Editorial Process: Content generated using AI (Claude) to synthesize complex regulatory data, then reviewed and verified for accuracy by our editorial team.

Professional Review: All content undergoes standards and compliance oversight by Christopher F. Nesbitt, Sr., NH EMT & BU-trained Paralegal, using professional regulatory data auditing protocols.

Medical Perspective: As emergency medical professionals, we understand how nursing home violations can escalate to health emergencies requiring ambulance transport. This analysis contextualizes regulatory findings within real-world patient safety implications.

Last verified: March 24, 2026 | Learn more about our methodology

📋 Quick Answer

ALIYA OF GLENWOOD in GLENWOOD, IL was cited for violations during a health inspection on December 31, 2025.

This classification means inspectors identified the problem affecting multiple residents or occurring across multiple situations within the facility.

What this means: Health inspections identify deficiencies that facilities must correct. Violations range from minor documentation issues to serious safety concerns.
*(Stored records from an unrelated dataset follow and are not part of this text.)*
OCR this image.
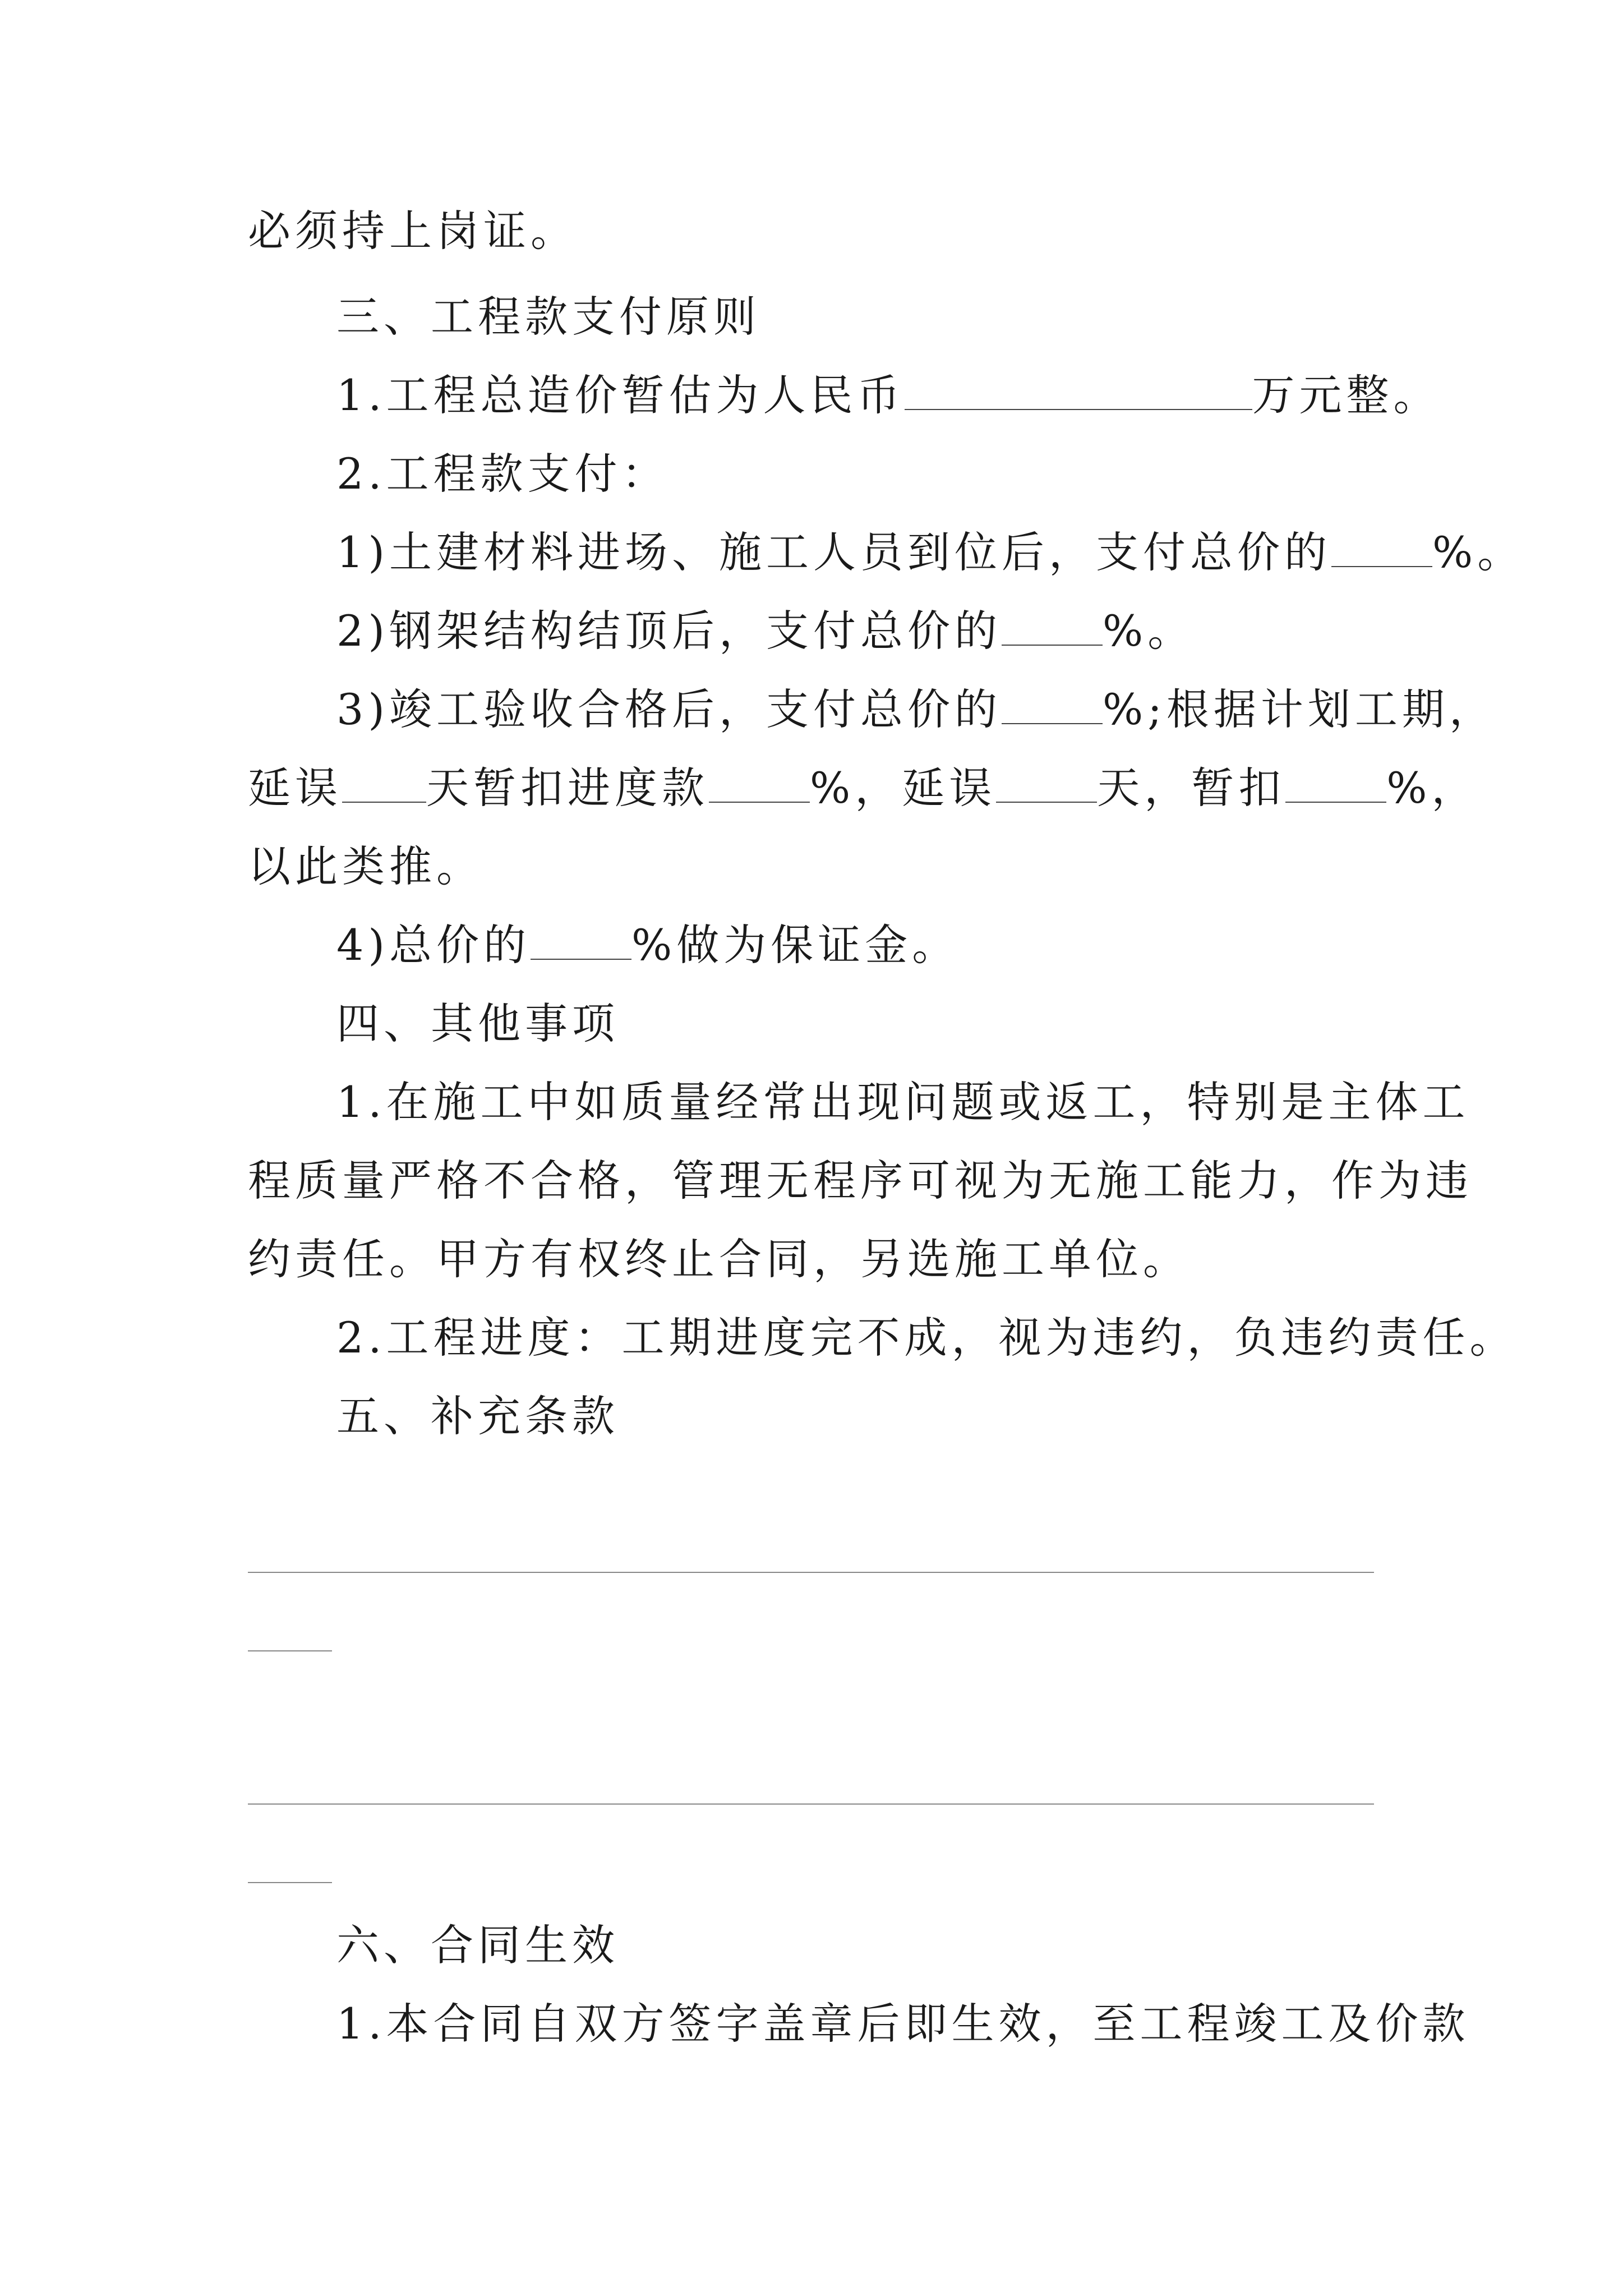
必须持上岗证。
三、工程款支付原则
1.工程总造价暂估为人民币	万元整。
2.工程款支付：
1)土建材料进场、施工人员到位后，支付总价的 %。
2)钢架结构结顶后，支付总价的 %。
3)竣工验收合格后，支付总价的 %;根据计划工期，
延误 天暂扣进度款 %，延误 天，暂扣 %，
以此类推。
4)总价的 %做为保证金。
四、其他事项
1.在施工中如质量经常出现问题或返工，特别是主体工
程质量严格不合格，管理无程序可视为无施工能力，作为违
约责任。甲方有权终止合同，另选施工单位。
2.工程进度：工期进度完不成，视为违约，负违约责任。
五、补充条款
六、合同生效
1.本合同自双方签字盖章后即生效，至工程竣工及价款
Review the full report below for specific details and facility response.

Frequently Asked Questions

What happened at ALIYA OF GLENWOOD?
This classification means inspectors identified the problem affecting multiple residents or occurring across multiple situations within the facility.
How serious are these violations?
Violation severity varies from minor documentation issues to serious safety concerns. Review the inspection report for specific deficiency codes and scope. All violations must be corrected within required timeframes and are subject to follow-up verification inspections.
What should families do?
Families should: (1) Ask facility administration about specific corrective actions taken, (2) Request to see the follow-up inspection report verifying corrections, (3) Check if this represents a pattern by reviewing prior inspection reports, (4) Compare this facility's ratings with other nursing homes in GLENWOOD, IL, (5) Report any new concerns directly to state authorities.
Where can I see the full inspection report?
The complete inspection report is available on Medicare.gov's Care Compare website (www.medicare.gov/care-compare). You can also request a copy directly from ALIYA OF GLENWOOD or from the state Department of Health. The report includes specific deficiency codes, facility responses, and correction timelines. This facility's federal provider number is 145758.
Has this facility had violations before?
To check ALIYA OF GLENWOOD's history, visit Medicare.gov's Care Compare and review their inspection history, quality ratings, and staffing levels. Look for patterns of repeated violations, especially in critical areas like abuse prevention, medication management, infection control, and resident safety.